Adding joy to your life can boost your heart health almost as much as eating a healthy, balanced diet and being active.
A happy heart is a healthier heart agrees Dr Sarah Brewer, Medical Director of wellbeing brand Healthspan. Researchers from Columbia Medical Centre University who followed almost 1800 adults for ten years found that the happiest people had a lower risk of coronary heart disease, while another study found a possible link between happiness and lower blood pressure and a slower heart rate.
“If you’re feeling stressed of anxious, ‘havening’, which is a psychosensory technique, can help relax the body and calm the brain,” says Professor Margareta James, Founding Director of Harley Street Wellbeing Clinic.

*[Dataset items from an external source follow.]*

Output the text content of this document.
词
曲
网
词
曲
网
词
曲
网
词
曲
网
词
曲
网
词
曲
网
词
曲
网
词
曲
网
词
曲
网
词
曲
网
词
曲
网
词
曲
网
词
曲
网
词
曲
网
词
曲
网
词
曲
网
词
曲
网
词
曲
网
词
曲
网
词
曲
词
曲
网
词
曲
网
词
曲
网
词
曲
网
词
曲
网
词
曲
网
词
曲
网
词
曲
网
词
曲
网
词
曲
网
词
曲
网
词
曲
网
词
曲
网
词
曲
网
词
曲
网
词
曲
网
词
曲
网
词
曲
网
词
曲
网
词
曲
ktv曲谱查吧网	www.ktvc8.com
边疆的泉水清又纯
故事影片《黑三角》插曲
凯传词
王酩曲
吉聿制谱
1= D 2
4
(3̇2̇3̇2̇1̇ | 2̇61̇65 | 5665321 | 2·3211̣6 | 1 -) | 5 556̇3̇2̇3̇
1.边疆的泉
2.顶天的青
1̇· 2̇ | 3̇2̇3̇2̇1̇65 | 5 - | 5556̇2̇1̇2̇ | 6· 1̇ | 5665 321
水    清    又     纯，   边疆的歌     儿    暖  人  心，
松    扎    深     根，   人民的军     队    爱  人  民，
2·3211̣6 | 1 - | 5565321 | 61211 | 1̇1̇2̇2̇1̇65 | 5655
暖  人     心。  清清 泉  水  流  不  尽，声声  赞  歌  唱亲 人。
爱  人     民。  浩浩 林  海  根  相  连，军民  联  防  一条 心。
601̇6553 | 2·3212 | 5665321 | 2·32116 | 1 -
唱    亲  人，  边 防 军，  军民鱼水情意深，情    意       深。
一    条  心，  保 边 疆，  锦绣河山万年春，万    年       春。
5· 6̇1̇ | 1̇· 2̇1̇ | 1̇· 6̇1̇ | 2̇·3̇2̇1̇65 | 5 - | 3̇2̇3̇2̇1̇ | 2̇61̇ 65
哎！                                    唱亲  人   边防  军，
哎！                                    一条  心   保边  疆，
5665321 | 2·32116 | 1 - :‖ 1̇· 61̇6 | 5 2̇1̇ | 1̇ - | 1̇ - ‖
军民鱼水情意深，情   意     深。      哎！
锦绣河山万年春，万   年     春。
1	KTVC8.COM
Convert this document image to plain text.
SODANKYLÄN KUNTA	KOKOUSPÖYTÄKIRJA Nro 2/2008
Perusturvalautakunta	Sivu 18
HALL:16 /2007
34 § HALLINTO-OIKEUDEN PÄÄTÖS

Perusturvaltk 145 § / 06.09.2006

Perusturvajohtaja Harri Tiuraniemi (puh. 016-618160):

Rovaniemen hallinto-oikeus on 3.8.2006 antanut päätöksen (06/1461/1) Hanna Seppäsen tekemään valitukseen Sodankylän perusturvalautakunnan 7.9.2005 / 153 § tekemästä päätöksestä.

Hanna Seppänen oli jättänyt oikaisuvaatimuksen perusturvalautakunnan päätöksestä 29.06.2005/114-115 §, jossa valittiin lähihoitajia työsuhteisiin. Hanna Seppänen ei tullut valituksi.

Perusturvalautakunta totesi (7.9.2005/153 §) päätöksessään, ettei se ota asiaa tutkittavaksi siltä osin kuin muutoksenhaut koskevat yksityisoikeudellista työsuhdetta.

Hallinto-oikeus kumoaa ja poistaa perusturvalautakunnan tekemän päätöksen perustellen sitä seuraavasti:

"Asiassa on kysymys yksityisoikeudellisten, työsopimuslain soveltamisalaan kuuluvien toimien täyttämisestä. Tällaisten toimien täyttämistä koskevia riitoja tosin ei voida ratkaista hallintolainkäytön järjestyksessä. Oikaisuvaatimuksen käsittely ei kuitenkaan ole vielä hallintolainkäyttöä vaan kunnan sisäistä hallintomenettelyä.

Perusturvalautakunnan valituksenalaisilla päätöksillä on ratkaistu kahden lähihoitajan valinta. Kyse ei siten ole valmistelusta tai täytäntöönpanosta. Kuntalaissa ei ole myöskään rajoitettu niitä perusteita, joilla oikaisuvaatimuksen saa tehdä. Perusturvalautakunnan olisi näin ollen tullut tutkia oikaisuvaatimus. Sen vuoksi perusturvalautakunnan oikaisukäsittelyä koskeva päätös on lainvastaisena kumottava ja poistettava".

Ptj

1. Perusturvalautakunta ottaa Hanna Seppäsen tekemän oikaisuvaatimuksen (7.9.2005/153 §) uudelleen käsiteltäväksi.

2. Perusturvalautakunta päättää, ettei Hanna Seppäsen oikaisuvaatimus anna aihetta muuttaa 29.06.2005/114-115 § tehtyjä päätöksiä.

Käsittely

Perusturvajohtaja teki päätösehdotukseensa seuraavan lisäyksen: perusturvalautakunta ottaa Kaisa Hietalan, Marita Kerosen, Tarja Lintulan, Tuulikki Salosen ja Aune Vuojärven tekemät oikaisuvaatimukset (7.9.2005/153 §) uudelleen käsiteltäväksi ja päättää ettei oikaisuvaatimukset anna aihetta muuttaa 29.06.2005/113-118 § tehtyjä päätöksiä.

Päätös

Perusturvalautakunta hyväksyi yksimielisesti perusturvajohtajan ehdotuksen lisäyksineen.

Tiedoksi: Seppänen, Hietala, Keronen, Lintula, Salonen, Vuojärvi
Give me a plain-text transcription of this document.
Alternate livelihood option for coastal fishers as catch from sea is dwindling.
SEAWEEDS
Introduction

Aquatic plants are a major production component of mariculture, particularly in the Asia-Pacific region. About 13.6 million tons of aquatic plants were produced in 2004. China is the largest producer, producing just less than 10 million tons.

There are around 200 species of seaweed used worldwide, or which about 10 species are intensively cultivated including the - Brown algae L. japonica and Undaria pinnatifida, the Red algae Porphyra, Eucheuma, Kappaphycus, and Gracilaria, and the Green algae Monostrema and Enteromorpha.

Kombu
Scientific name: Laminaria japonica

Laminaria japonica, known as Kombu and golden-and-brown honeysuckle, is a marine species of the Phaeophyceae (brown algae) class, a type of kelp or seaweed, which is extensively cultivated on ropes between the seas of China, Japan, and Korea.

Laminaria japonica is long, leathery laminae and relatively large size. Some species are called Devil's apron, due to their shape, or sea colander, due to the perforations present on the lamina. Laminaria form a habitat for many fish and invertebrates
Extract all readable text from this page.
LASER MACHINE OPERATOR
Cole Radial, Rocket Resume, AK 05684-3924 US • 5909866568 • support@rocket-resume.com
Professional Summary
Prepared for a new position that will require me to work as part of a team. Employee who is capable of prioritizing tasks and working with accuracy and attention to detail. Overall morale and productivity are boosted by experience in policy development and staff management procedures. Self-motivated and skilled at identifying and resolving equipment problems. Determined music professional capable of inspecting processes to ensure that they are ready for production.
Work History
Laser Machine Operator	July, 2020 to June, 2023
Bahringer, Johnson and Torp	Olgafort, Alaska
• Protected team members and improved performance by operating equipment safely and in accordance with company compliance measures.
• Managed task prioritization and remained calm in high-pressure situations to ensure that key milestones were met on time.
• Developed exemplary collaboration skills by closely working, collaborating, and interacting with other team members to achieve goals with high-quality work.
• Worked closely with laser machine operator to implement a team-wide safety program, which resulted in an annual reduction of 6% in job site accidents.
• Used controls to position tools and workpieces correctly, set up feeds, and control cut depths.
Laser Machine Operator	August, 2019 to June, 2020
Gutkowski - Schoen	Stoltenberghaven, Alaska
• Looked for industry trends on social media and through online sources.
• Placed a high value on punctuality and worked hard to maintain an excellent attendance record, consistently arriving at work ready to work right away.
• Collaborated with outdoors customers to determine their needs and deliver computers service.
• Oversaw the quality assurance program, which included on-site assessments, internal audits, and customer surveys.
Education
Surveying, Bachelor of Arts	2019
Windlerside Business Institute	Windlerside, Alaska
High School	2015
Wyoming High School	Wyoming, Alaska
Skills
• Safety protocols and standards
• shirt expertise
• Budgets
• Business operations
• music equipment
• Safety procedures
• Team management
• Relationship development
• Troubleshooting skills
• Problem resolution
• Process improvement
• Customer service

Havening involves repeatedly stroking your arms or face or rubbing your hands, which triggers the subconscious release of ‘It’ll be okay’ messages to your brain. Havening for seven minutes should leave you feeling calm, safe and peaceful, explains Professor James.
There’s nothing like watching a funny film or giggling with a friend to restore emotional balance and a sense of perspective, explains Alison Cullen, Nutritional Practitioner at A. Vogel. In addition, a sense of humour has been found to be positively associated with survival from CVD-related mortality so having a good laugh officially protects your health.
To almost instantly feel better, straighten up, smile – even if you have to force it – and breathe, advises Dr James. In addition, activities such as yoga and Pilates can help you connect with your body whilst also enhancing your mood, promoting relaxation and relieving tension.
Herbal remedies such as A. Vogel’s new Passiflora range can play a role in supporting the nervous system, says Alison Cullen, who describes A. Vogel’s New Passiflora Complex Spray with fresh lemon balm, natural vanilla and star anise 20ml £10.99 as ‘A hug in a bottle’.
To further lower anxiety, it’s also vital to take care of sleep. Resolving sleep issues benefits a huge range of health systems, continues Alison, as the brain gets a chance to undertake night time restorative and organisational work.
Getting into the habit of feeling good about yourself only comes with practice, explains Dr Meg Arroll, Chartered Physiotherapist working with Healthspan. Every day, whether you’ve done a good deed for someone, are looking really well or have successfully tackled a chore you hate, praise yourself.
According to research, eating more fruit and veg makes you happier. But remember to chew, stresses Nutritional Practitioner Alison Cullen. Chewing switches on the digestive process – and, as well as helping to relieve stress, effective digestion also makes you feel better.
If concerns about your health are taking the shine off your happiness, take positive action by talking to your GP or pharmacist. You might also consider taking a dietary supplement to compensate for any potential nutritional gaps in your daily diet.
In some cases, supplements can also relieve side-effects of certain prescribed medications. For example, says Dr Sarah Brewer, Healthspan Ubiquinol Max* 60 capsules £35.95 contains vitamin B1 to support heart health and may also help reduce some of the unwanted side effects of statins, such as fatigue and aching muscles.
Trying to second-guess what other people are thinking can kill happiness, stresses Dr Meg Arroll. We tend to assume the worst and believe that our partners/family/friends are having negative thoughts about us when they may just be wondering what to have for dinner.
To increase your resilience and reduce stress, focus on what you can improve, advises Professor Margareta James. If you’re feeling tired, have a nap instead of that next cup of coffee. Whenever you can, give yourself permission to have a break – have a relaxing bath, go for a walk and be kind to yourself.
If you’re struggling with a worry, talk about it. Simply talking about feelings reduces their intensity – and if you’re still finding it difficult to cope, have a chat with your GP, who might refer you for guided therapy such as Cognitive Behavioural Therapy. Also, there are charities such as Mind which have a number of resources and online tools to help.
Being surrounded by nature’s palette of greens, whether you’re relaxing in your garden, walking in a local park or forest-bathing in a wood improves every aspect of how the body functions. “Exposure to green space is important to our health,” says Alison Cullen. “Greenery activates a primitive part of the brain that responds to stress.”
And, as taking regular exercise helps boost feelings of wellbeing, now lockdown’s easing, why not take your daily physical activity outside? The combination of exercise and contact with nature is a powerful tool, adds Alison.